Is it practical for donors to evaluate and use GiveWell’s research in the areas it has covered?
Where we stood as of Feb 2012
Last year, we wrote:
We feel that evidence of our credibility has substantially improved and is now fairly strong, and that this is part of the reason for our increased money moved.
Aside from revisiting our approach to external evaluation, we believe the main path to improvement is to continue improving our knowledge of giving opportunities and the depth of our research. We also plan to increase the frequency of research meetings and conference calls to help donors engage with our research.
Progress since Feb 2012
- We have significantly deepened our research on the charities and interventions we recommend most highly, leading us to be more confident in our recommendations this year than last year. For instance, we considered the evidence regarding the rate of decay of insecticide-treated bednets in far more depth than we had previously; also see Revisiting the case for insecticide-treated nets, Insecticide resistance and malaria control, Revisiting the case for developmental effects of deworming, New Cochrane review of the Effectiveness of Deworming.
- We have held more in-person research meetings and public conference calls (five, total) than in previous years.
Where we stand
We believe that our current level of conference calls and research meetings is adequate to allow highly engaged people who prefer not to read the full text of our reviews to access and respond to our research, but we feel that we generally lack mid-level content that allows people who are moderately engaged to understand the basics of our research and conclusions.
What we can do to improve
We plan to maintain or slightly expand our set of conference calls and in-person research meetings in 2013. We hope to eventually provide more mid-level content, but do not expect to prioritize doing so in 2013.
How much funding can GiveWell’s top-rated charities effectively absorb?
Where we stood as of Feb 2012
We believed that AMF could absorb up to $15 million, and SCI could absorb a few million dollars as well. We had not yet begun work on GiveWell Labs in earnest.
Progress since Feb 2012
We have identified one additional top charity–GiveDirectly–which has significant room for more funding.
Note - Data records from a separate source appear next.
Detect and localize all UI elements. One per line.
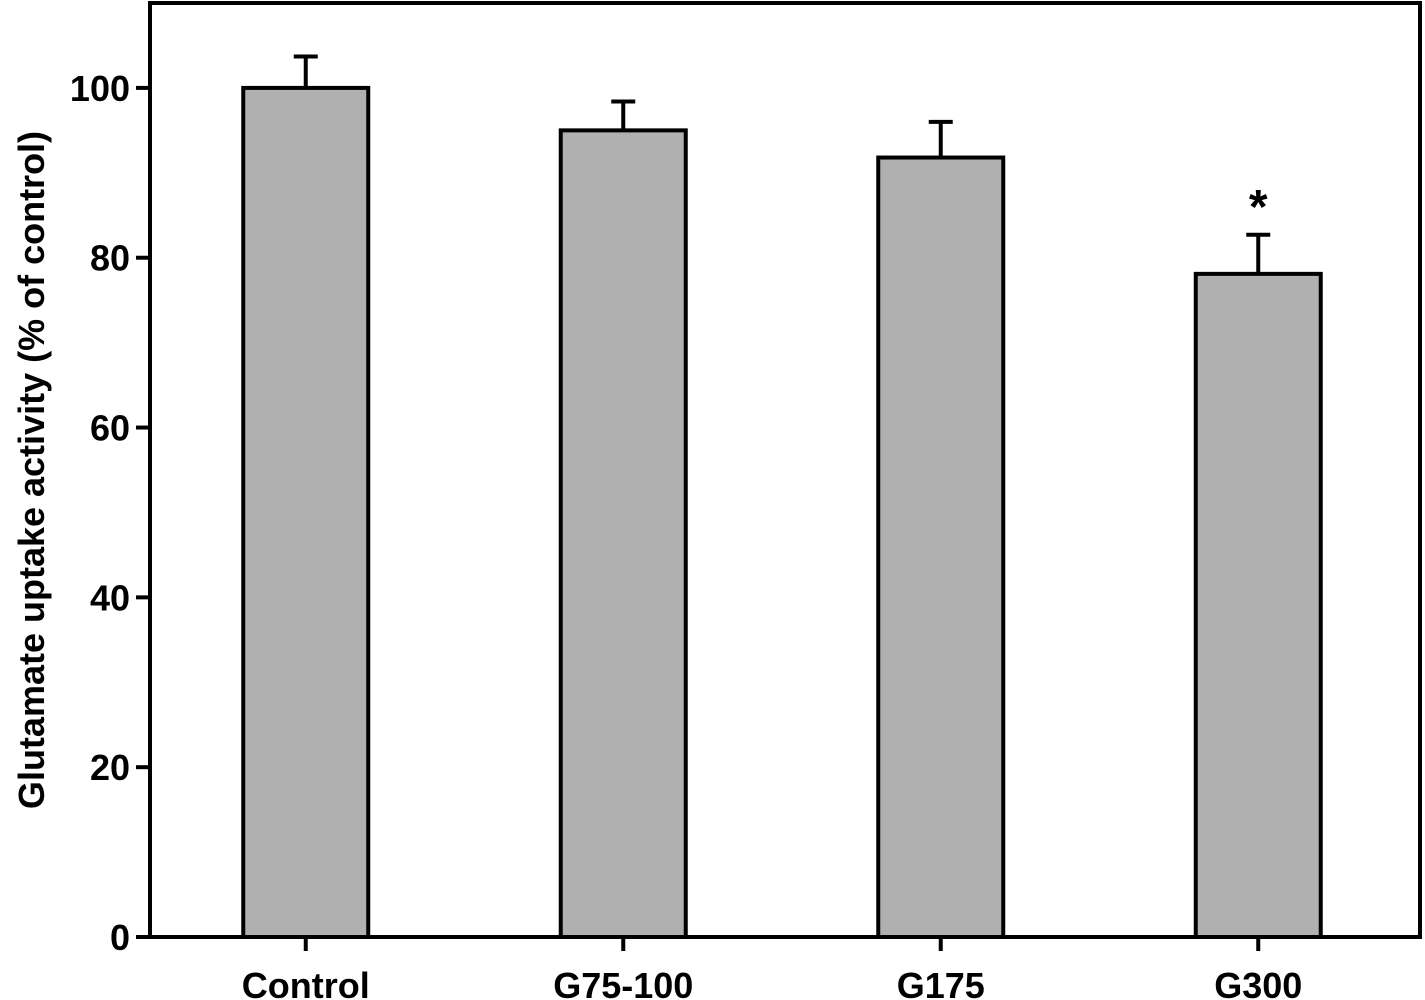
bar-g75-100 [558, 128, 688, 939]
bar-g175 [876, 155, 1006, 939]
y-axis-title: Glutamate uptake activity (% of control) [11, 131, 52, 809]
x-tick-label: G75-100 [553, 965, 693, 1000]
y-tick-label: 40 [90, 577, 130, 618]
x-tick-label: G300 [1214, 965, 1302, 1000]
y-tick-label: 0 [110, 917, 130, 958]
x-axis: Control G75-100 G175 G300 [242, 937, 1302, 1000]
bar-control [241, 85, 371, 939]
y-axis: 0 20 40 60 80 100 [70, 68, 150, 958]
y-tick-label: 60 [90, 408, 130, 449]
bars-group: * [241, 54, 1323, 939]
y-tick-label: 20 [90, 747, 130, 788]
x-tick-label: G175 [897, 965, 985, 1000]
x-tick-label: Control [242, 965, 370, 1000]
plot-frame [148, 1, 1422, 939]
y-tick-label: 80 [90, 238, 130, 279]
significance-marker: * [1249, 181, 1268, 234]
y-tick-label: 100 [70, 68, 130, 109]
bar-g300 [1193, 271, 1323, 939]
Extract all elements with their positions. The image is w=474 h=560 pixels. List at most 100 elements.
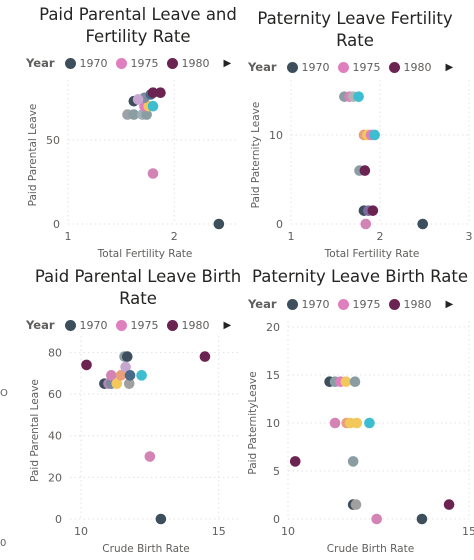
chevron-right-icon[interactable]: ▶	[223, 319, 232, 331]
data-point	[371, 513, 382, 525]
legend-item-1970[interactable]: 1970	[286, 298, 330, 311]
legend-item-1980[interactable]: 1980	[388, 60, 432, 74]
data-point	[364, 417, 375, 429]
legend-label: 1980	[181, 318, 210, 332]
legend-item-1970[interactable]: 1970	[64, 319, 108, 332]
y-tick-label: 50	[46, 134, 60, 147]
y-tick-label: 0	[276, 218, 283, 231]
legend[interactable]: Year 1970 1975 1980 ▶	[26, 55, 231, 71]
y-tick-label: 0	[55, 513, 62, 526]
data-point	[213, 218, 225, 230]
legend-dot-icon	[64, 57, 76, 69]
legend-item-1970[interactable]: 1970	[286, 61, 330, 74]
data-point	[123, 378, 135, 389]
y-tick-label: 10	[269, 129, 283, 142]
data-point	[155, 513, 167, 525]
data-point	[147, 87, 159, 99]
y-tick-label: 40	[48, 430, 62, 443]
legend-dot-icon	[115, 57, 127, 69]
chart-title: Paid Parental Leave Birth Rate	[28, 266, 248, 310]
legend-item-1970[interactable]: 1970	[64, 57, 108, 70]
data-point	[289, 456, 301, 467]
chart-title-text: Paid Parental Leave Birth Rate	[34, 267, 242, 308]
x-axis-label: Total Fertility Rate	[97, 248, 193, 260]
legend-label: 1975	[130, 56, 159, 70]
legend-dot-icon	[337, 61, 349, 73]
data-point	[416, 513, 428, 525]
chevron-right-icon[interactable]: ▶	[223, 57, 232, 69]
legend-label: 1980	[403, 60, 432, 74]
chevron-right-icon[interactable]: ▶	[445, 61, 454, 73]
legend-title: Year	[248, 297, 277, 311]
data-point	[359, 165, 371, 176]
data-point	[347, 456, 359, 467]
x-tick-label: 10	[281, 525, 295, 538]
legend-item-1980[interactable]: 1980	[388, 297, 432, 311]
legend[interactable]: Year 1970 1975 1980 ▶	[248, 59, 453, 75]
y-tick-label: 0	[273, 513, 280, 526]
legend-item-1975[interactable]: 1975	[337, 297, 381, 311]
data-point	[349, 376, 361, 388]
chevron-right-icon[interactable]: ▶	[445, 298, 454, 310]
data-point	[199, 351, 211, 362]
chart-title-text: Paternity Leave Birth Rate	[252, 267, 468, 286]
legend-item-1980[interactable]: 1980	[166, 56, 210, 70]
legend-title: Year	[248, 60, 277, 74]
legend-dot-icon	[388, 61, 400, 73]
legend-item-1975[interactable]: 1975	[115, 319, 159, 332]
y-tick-label: 5	[273, 465, 280, 478]
data-point	[111, 378, 123, 389]
data-point	[81, 359, 92, 371]
data-point	[417, 218, 429, 230]
legend[interactable]: Year 1970 1975 1980 ▶	[26, 317, 231, 333]
legend-title: Year	[26, 56, 55, 70]
data-point	[120, 361, 131, 373]
data-point	[443, 499, 455, 510]
chart-title-text: Paid Parental Leave and Fertility Rate	[39, 5, 237, 46]
x-axis-label: Crude Birth Rate	[102, 543, 189, 555]
data-point	[121, 351, 133, 362]
data-point	[132, 94, 144, 105]
chart-title: Paternity Leave Birth Rate	[250, 266, 470, 288]
x-tick-label: 3	[466, 230, 473, 243]
legend-title: Year	[26, 318, 55, 332]
x-tick-label: 2	[171, 230, 178, 243]
legend-dot-icon	[166, 57, 178, 69]
data-point	[353, 91, 364, 102]
x-axis-label: Crude Birth Rate	[327, 543, 414, 555]
chart-title: Paternity Leave Fertility Rate	[250, 8, 460, 52]
data-point	[350, 499, 362, 510]
y-tick-label: 20	[266, 321, 280, 334]
y-axis-label: Paid PaternityLeave	[247, 371, 259, 474]
data-point	[106, 370, 117, 381]
chart-panel-paternity-fertility: Paternity Leave Fertility Rate Year 1970 1…	[240, 0, 474, 262]
data-point	[340, 376, 352, 388]
data-point	[351, 417, 363, 429]
data-point	[124, 370, 136, 381]
data-point	[128, 109, 140, 120]
data-point	[147, 100, 159, 112]
x-tick-label: 10	[74, 525, 88, 538]
legend-label: 1980	[403, 297, 432, 311]
chart-title-text: Paternity Leave Fertility Rate	[257, 9, 453, 50]
chart-panel-parental-birth: Paid Parental Leave Birth Rate Year 1970 1…	[0, 262, 241, 560]
data-point	[136, 370, 147, 381]
legend-item-1980[interactable]: 1980	[166, 318, 210, 332]
legend-item-1975[interactable]: 1975	[115, 56, 159, 70]
data-point	[144, 451, 156, 462]
data-point	[155, 87, 166, 99]
edge-mark-left: O	[0, 388, 8, 399]
legend-dot-icon	[286, 298, 298, 310]
x-axis-label: Total Fertility Rate	[324, 248, 420, 260]
data-point	[141, 109, 152, 120]
y-tick-label: 60	[48, 388, 62, 401]
legend-label: 1975	[352, 297, 381, 311]
legend-label: 1980	[181, 56, 210, 70]
x-tick-label: 1	[65, 230, 72, 243]
legend[interactable]: Year 1970 1975 1980 ▶	[248, 296, 453, 312]
legend-item-1975[interactable]: 1975	[337, 61, 381, 74]
legend-dot-icon	[64, 319, 76, 331]
y-tick-label: 15	[266, 369, 280, 382]
x-tick-label: 2	[377, 230, 384, 243]
data-point	[115, 370, 127, 381]
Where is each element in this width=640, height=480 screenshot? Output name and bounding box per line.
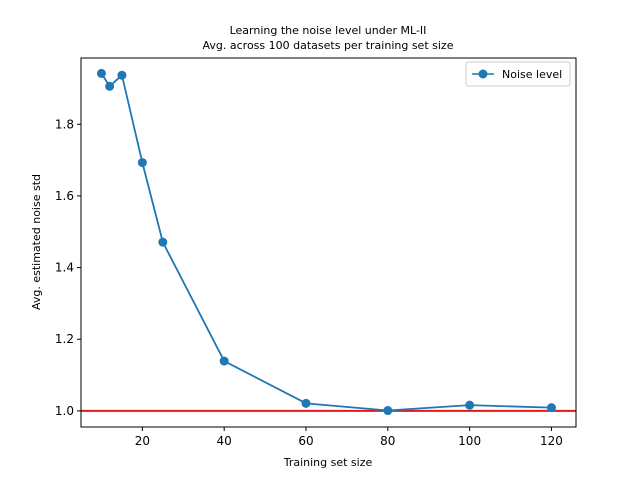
- data-point: [383, 406, 393, 416]
- legend: Noise level: [465, 61, 571, 87]
- x-tick-label: 20: [135, 434, 150, 448]
- plot-area: 20 40 60 80 100 120 1.0 1.2 1.4 1.6 1.8: [55, 57, 577, 448]
- data-point: [546, 403, 556, 413]
- chart-subtitle: Avg. across 100 datasets per training se…: [203, 39, 454, 52]
- legend-entry-noise-level: Noise level: [502, 68, 562, 81]
- series-line-0: [100, 72, 552, 412]
- data-point: [158, 237, 168, 247]
- y-tick-label: 1.8: [55, 117, 74, 131]
- chart-title: Learning the noise level under ML-II: [230, 24, 427, 37]
- y-axis-label: Avg. estimated noise std: [30, 174, 43, 310]
- y-tick-label: 1.0: [55, 404, 74, 418]
- data-point: [465, 400, 475, 410]
- legend-marker-sample: [478, 69, 488, 79]
- legend-box: [465, 61, 571, 87]
- x-tick-label: 40: [217, 434, 232, 448]
- x-tick-label: 120: [540, 434, 563, 448]
- data-point: [219, 356, 229, 366]
- x-axis-label: Training set size: [283, 456, 373, 469]
- x-tick-label: 60: [298, 434, 313, 448]
- data-point: [117, 70, 127, 80]
- y-tick-label: 1.6: [55, 189, 74, 203]
- x-tick-label: 100: [458, 434, 481, 448]
- y-tick-label: 1.2: [55, 332, 74, 346]
- data-point: [137, 158, 147, 168]
- y-tick-label: 1.4: [55, 261, 74, 275]
- x-tick-label: 80: [380, 434, 395, 448]
- data-point: [105, 81, 115, 91]
- data-point: [301, 398, 311, 408]
- axes-frame: [80, 57, 577, 428]
- data-point: [96, 68, 106, 78]
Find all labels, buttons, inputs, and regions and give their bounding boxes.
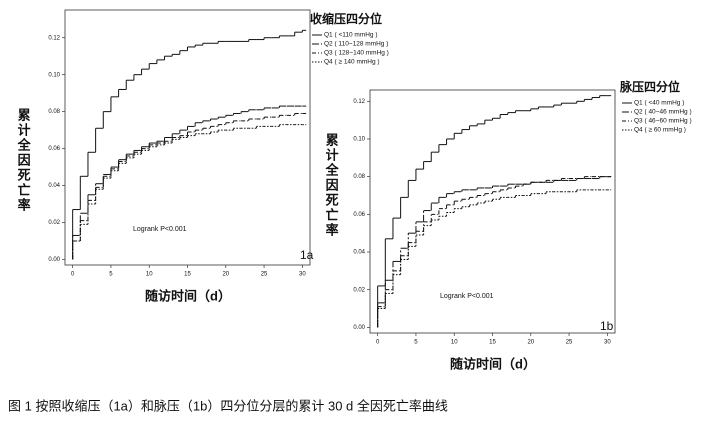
panel-label: 1a <box>300 248 314 262</box>
x-tick-label: 30 <box>299 272 306 278</box>
x-axis-label: 随访时间（d） <box>145 288 231 303</box>
y-tick-label: 0.08 <box>48 109 60 115</box>
y-tick-label: 0.04 <box>48 183 60 189</box>
caption: 图 1 按照收缩压（1a）和脉压（1b）四分位分层的累计 30 d 全因死亡率曲… <box>8 398 448 413</box>
x-axis-label: 随访时间（d） <box>450 356 536 371</box>
x-tick-label: 25 <box>261 272 268 278</box>
legend-label: Q4 ( ≥ 60 mmHg ) <box>634 127 686 134</box>
y-tick-label: 0.06 <box>353 212 365 218</box>
annotation: Logrank P<0.001 <box>440 293 494 300</box>
x-tick-label: 0 <box>71 272 75 278</box>
x-tick-label: 15 <box>184 272 191 278</box>
y-axis-label: 累计全因死亡率 <box>324 132 340 238</box>
y-tick-label: 0.00 <box>48 257 60 263</box>
x-tick-label: 15 <box>489 340 496 346</box>
y-tick-label: 0.10 <box>48 72 60 78</box>
y-tick-label: 0.04 <box>353 250 365 256</box>
legend-label: Q3 ( 128~140 mmHg ) <box>324 50 389 57</box>
legend-title: 收缩压四分位 <box>310 11 382 26</box>
x-tick-label: 30 <box>604 340 611 346</box>
x-tick-label: 25 <box>566 340 573 346</box>
legend-label: Q1 ( <40 mmHg ) <box>634 100 684 107</box>
x-tick-label: 5 <box>414 340 418 346</box>
y-axis-label: 累计全因死亡率 <box>16 107 32 213</box>
legend-label: Q4 ( ≥ 140 mmHg ) <box>324 59 380 66</box>
legend-title: 脉压四分位 <box>619 79 680 94</box>
x-tick-label: 5 <box>109 272 113 278</box>
panel-label: 1b <box>600 319 614 333</box>
legend-label: Q2 ( 40~46 mmHg ) <box>634 109 692 116</box>
y-tick-label: 0.02 <box>353 287 365 293</box>
x-tick-label: 0 <box>376 340 380 346</box>
annotation: Logrank P<0.001 <box>133 226 187 233</box>
y-tick-label: 0.10 <box>353 137 365 143</box>
x-tick-label: 20 <box>222 272 229 278</box>
y-tick-label: 0.08 <box>353 174 365 180</box>
legend-label: Q2 ( 110~128 mmHg ) <box>324 41 388 48</box>
y-tick-label: 0.00 <box>353 325 365 331</box>
y-tick-label: 0.12 <box>353 99 365 105</box>
y-tick-label: 0.12 <box>48 35 60 41</box>
y-tick-label: 0.06 <box>48 146 60 152</box>
legend-label: Q1 ( <110 mmHg ) <box>324 32 378 39</box>
x-tick-label: 10 <box>451 340 458 346</box>
x-tick-label: 10 <box>146 272 153 278</box>
y-tick-label: 0.02 <box>48 220 60 226</box>
legend-label: Q3 ( 46~60 mmHg ) <box>634 118 692 125</box>
x-tick-label: 20 <box>527 340 534 346</box>
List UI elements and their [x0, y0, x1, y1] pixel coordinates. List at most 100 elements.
We recommended grants totaling $1.1 million under the rubric of GiveWell Labs, but we do not have a standing set of opportunities available to individual donors in this category.
Where we stand
We continue to believe that AMF could absorb substantial funding this year, in the $15-20 million range, and also believe that GiveDirectly and SCI could absorb several million dollars.
Partially because we have had another a year of growth and now have a better sense of what growth to expect in our “money moved” figures, we believe that “room for more funding” in our current top charities is more than adequate for 2013.
Our progress on GiveWell Labs has been slower than expected to date, and we believe it could be a substantial amount of time before we will have substantial “room for more money moved” in this area.
What we can do to improve
We intend to continue to look for more outstanding giving opportunities. This need is driven by the potential to find opportunities that may be better than our current offerings, rather than a fear that our current offerings will be exhausted in the short term. Currently, we see the promising avenues to finding these opportunities as:
- Deeply investigating the areas we have identified as most promising (largely within global health and nutrition).
- Moving forward on GiveWell Labs.
Broadly, this is a continuation of our strategy from 2012, though we expect to place more emphasis on the GiveWell Labs prong in 2013 than we did in 2012.